There tended to be a bit of a lull for most of rock and roll at the dawn of the millennium. Since the influx of TRL had a handle on pretty much every youth at the time, it was hard to really reach for the harsher side of music when all you had was Blink 182, Britney Spears, and The Backstreet Boys. Though it may have taken its sweet time rising to prominence, we weren't fully prepared for the kind of music we got from the harsher side of rock.

Coming from the worlds of metal, garage rock, and just straight rock and roll, these were the albums that started to revitalize the genre for the rest of the scene, setting the stage for even more ambitious trends that would come down the pipeline later. That's not to say that they haven't left some bad habits in their wake either, with people like the Black Keys trying to soak up the blues rock for all it's worth until the sun burns out of the sky.

When you hit that sweet spot where you're breaking boundaries and making kickass tunes at the same time, that's not just being in the right place at the right place. That means you've finally reached the level of becoming a music legend.

10. Thirteenth Step - A Perfect Circle

The genius of Maynard James Keenan would have been enough for just one great rock band. Since Tool had basically cemented their legacy at the end of the '90s, it looked like Maynard was already set to be one of the greatest frontmen of the modern age.
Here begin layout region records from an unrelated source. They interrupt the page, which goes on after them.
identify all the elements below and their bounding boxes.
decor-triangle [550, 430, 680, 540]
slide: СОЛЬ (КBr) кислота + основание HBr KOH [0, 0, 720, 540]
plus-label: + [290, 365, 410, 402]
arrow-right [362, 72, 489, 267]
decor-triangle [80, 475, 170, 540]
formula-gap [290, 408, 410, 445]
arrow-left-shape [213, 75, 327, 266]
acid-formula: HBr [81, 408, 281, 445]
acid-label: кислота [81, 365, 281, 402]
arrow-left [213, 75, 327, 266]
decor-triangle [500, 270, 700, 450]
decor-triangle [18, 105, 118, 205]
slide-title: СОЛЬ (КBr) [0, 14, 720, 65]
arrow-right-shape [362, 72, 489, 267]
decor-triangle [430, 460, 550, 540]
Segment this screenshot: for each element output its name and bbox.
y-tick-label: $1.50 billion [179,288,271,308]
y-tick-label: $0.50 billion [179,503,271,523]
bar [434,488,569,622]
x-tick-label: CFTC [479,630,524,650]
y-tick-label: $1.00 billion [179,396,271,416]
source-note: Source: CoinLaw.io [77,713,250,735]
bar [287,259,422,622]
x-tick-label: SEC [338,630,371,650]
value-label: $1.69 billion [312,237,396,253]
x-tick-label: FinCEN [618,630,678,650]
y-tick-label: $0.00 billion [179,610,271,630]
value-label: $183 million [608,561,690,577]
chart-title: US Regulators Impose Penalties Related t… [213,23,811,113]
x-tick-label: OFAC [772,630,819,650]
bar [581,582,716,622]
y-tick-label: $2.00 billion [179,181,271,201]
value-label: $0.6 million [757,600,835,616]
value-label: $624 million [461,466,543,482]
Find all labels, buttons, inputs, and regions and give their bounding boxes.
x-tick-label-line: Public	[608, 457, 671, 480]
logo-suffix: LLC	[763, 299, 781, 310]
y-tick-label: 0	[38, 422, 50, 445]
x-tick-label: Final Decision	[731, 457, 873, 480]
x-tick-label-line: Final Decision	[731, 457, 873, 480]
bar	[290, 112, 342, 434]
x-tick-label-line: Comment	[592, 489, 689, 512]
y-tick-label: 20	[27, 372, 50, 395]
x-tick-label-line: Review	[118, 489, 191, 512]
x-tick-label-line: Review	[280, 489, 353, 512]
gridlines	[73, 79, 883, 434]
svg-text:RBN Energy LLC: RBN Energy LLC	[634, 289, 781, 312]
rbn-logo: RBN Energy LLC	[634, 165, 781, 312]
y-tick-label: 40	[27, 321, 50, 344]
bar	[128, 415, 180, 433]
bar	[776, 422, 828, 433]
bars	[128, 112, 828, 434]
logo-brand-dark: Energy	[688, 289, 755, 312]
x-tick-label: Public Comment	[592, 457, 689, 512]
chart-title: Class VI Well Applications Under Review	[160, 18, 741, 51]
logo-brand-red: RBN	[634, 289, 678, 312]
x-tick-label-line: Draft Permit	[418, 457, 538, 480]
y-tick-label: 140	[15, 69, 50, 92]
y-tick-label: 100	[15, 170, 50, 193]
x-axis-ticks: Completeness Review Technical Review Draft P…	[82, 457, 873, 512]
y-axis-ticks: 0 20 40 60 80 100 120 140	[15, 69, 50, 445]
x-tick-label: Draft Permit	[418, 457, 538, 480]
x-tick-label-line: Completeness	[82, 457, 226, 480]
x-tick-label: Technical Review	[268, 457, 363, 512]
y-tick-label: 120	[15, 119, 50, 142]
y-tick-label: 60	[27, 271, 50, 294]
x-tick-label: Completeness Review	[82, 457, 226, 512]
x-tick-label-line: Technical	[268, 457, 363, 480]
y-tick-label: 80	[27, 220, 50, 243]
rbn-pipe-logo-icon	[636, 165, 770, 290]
Once you find yourself with the right idea though, things can get a lot more interesting when you decide to branch out.

Being the second outing for A Perfect Circle, Thirteenth Step was proof enough that the first record wasn't a fluke, tackling the themes of addiction with a pretty morbid slant. This isn't just the kind of dependency of something like booze or drugs either. Going through songs like Weak and Powerless and Blue, the sense of helplessness in these lyrics have more to do with being totally dependent on any sort of vice.

As you go further and further into the album, it's almost like you're trying to understand what makes the human brain become so accustomed to going back to these addictions even though you know it will end up hurting you in the long run. Though other bands of the nu metal scene were delving into darker topics, this was a stark look at what real despair really looked like. See, even Tool's young brother had more than its fair share of tricks up their sleeve.